Pages: pp. 32-37
If you're like most of us, these days you're hearing about agents in virtually every computer publication you read. Even the Wall Street Journal and the New York Times are talking about "intelligent agents" that will revolutionize the Internet. Is all this hype, or is there a serious core to agent research that deserves all the attention? To be honest, these days, I'm not really sure. What I do know is that many aspects of agents—the communities using the term, the communication languages that support the research, and the functionalities that different so-called agents provide—have confused terminologies and multiple threads that all blend together. Although there's no way an editorial such as this one can unravel the tapestry, perhaps I can shed light on some of the confusions and point out some of the differences.
I've been giving talks about intelligent agents for more than a decade, but increasingly in the past two years I've been asked, "But what do you mean by 'agents'?" Once upon a time I knew what the term meant, and my community seemed to agree with me. In my first journal publication on the topic, my coauthors and I had a clear idea in mind—we were working on a planning system that interacted with a changing environment in real time. 1 Our dynamic-reaction model described how an intelligent agent—that is, a planning system embedded in a dynamic world—could change behaviors and avoid catastrophic results in a manner very different from the underlying mechanisms used in Strips, Nonlin, and other generative planning systems. This idea was then very much in vogue, and many common aspects of what is now called agent technology grew from these roots. The belief-desire-intention architecture, the dynamic planning agent, the key ideas in softbots, and many other such ideas have entered the vocabulary through this intelligent agents literature. (If this were a scientific article, not an editorial, I would feel compelled to properly cite the dozens of papers in this and other areas discussed in this article. Claiming editorial license, I'm going to recommend the Web resources listed in the related sidebar, which will take the interested reader to many of the papers that I would otherwise cite.)
Unfortunately, at the same time my research colleagues and I had this clear view of intelligent agency, so did several other AI communities. For example, work in decision making, going all the way back to early economic and philosophical literatures, discussed the decision making of a "rational" being, an entity that could be used in explaining many behaviors. As computer scientists looked at these behaviors, the term agent emerged as a convenient way to describe the decision-making entity exhibiting them. For example, a "bounded rational agent" had decision-making capabilities that were restricted in terms of time or computational resources. Similarly, the economic models are convenient for predicting the behavior of large sets of entities (aka agents) that bid for contracts using limited economic resources. This idea resonates particularly well with e-commerce approaches, reinforcing these models as an important part of the agents literature.

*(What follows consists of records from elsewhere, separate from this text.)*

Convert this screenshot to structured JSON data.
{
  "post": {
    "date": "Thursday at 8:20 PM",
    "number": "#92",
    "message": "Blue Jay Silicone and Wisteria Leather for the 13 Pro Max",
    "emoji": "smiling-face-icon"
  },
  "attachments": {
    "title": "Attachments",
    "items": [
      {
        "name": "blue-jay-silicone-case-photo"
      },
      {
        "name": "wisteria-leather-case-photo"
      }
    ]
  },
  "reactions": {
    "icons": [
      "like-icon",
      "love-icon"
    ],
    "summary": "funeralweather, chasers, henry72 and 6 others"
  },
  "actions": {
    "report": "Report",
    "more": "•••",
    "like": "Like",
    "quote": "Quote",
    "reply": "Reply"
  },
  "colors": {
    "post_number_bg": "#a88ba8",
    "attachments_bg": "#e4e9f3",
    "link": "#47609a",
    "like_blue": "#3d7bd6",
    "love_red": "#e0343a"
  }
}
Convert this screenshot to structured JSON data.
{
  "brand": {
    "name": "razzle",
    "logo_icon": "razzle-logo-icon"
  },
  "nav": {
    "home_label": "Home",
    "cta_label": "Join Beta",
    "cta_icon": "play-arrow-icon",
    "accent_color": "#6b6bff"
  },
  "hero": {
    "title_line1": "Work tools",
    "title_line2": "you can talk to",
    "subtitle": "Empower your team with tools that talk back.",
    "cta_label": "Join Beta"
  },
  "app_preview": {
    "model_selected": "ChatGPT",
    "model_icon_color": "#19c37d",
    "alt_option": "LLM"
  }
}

Meanwhile, both the embedding of an agent in an environment and the notion of a decision-making agent come to the forefront when you start working on mobile robotics, particularly autonomous mobile robots (aka agents) that operate in natural environments. As the capabilities of such robots improved—that is, as they seemed more intelligent—more agent terminology entered the robotics literature. As researchers built multiple robots that solved tasks cooperatively, the term "multiple agents" also joined this literature. Thus roboticists also started using "agent" to discuss their work—in fact, a roboticist colleague of mine (David Miller, then at NASA's Jet Propulsion Laboratory, now the Technical Director of the KISS Institute for Practical Robotics— www.kipr.org) was fond of telling government agencies that they should stop thinking about AI (artificial intelligence) and start funding IA (intelligent agents). Many current agent architecture ideas, particularly those of multiple-level architectures and emergent behaviors, grew largely from this sort of robotics activity.
While the above examples by no means exhaust AI work using the term agent, they were some of the major strains. To see this work's impact in the field, simply consider the past few winners of the International Joint Conference in AI's Computers and Thought Award—AI's top prize for young researchers. Such work in robotics was recognized by the presentation of the award to Rodney Brooks in 1991. That year, the award's corecipient was Martha Pollack, who worked on planning systems and promoted the research in that sort of intelligent agents. In 1995, the joint recipients were Stuart Russell, for his work in bounded rational agents, and Sarit Kraus, who worked in multiagent negotiation. In 1997, Leslie Kaelbling won the award, acknowledging her work that combined all three of the strands described above. In short, the field recognized all these strands as critical, and many of the top young researchers in the field worked on them.
If only several strands of the AI community used the term "agents," that would be bad enough. But several other communities were also using it, which drastically complicated the situation. The Internet's growth was giving rise to a new model of software—one that took encapsulation beyond the object level and gave software modules a "temporal" extent. That is, it created subroutinelike entities that could be called separately from the individual programs that created them. These "software agents" became particularly valuable when coupled with mobile code—either in the form of Java applets or as "mobile agents" that could move around a network.
Given such mobile agents, why not consider them as workers who could do tasks for users? Thus, a "search agent" could help a user find things on the Net, a "routing agent" could help packets move faster, and other agents could perform various other tasks for their users—analogous to the way travel agents help us plan trips in the noncyber world. One important aspect of this work was the design of "information-filtering agents," which could look for particular conditions in a network or data resource, and alert a user or take other actions. Thus, ideas from the database community, particularly the notion of standing queries, also started to have an impact on the growing panoply of agent designers.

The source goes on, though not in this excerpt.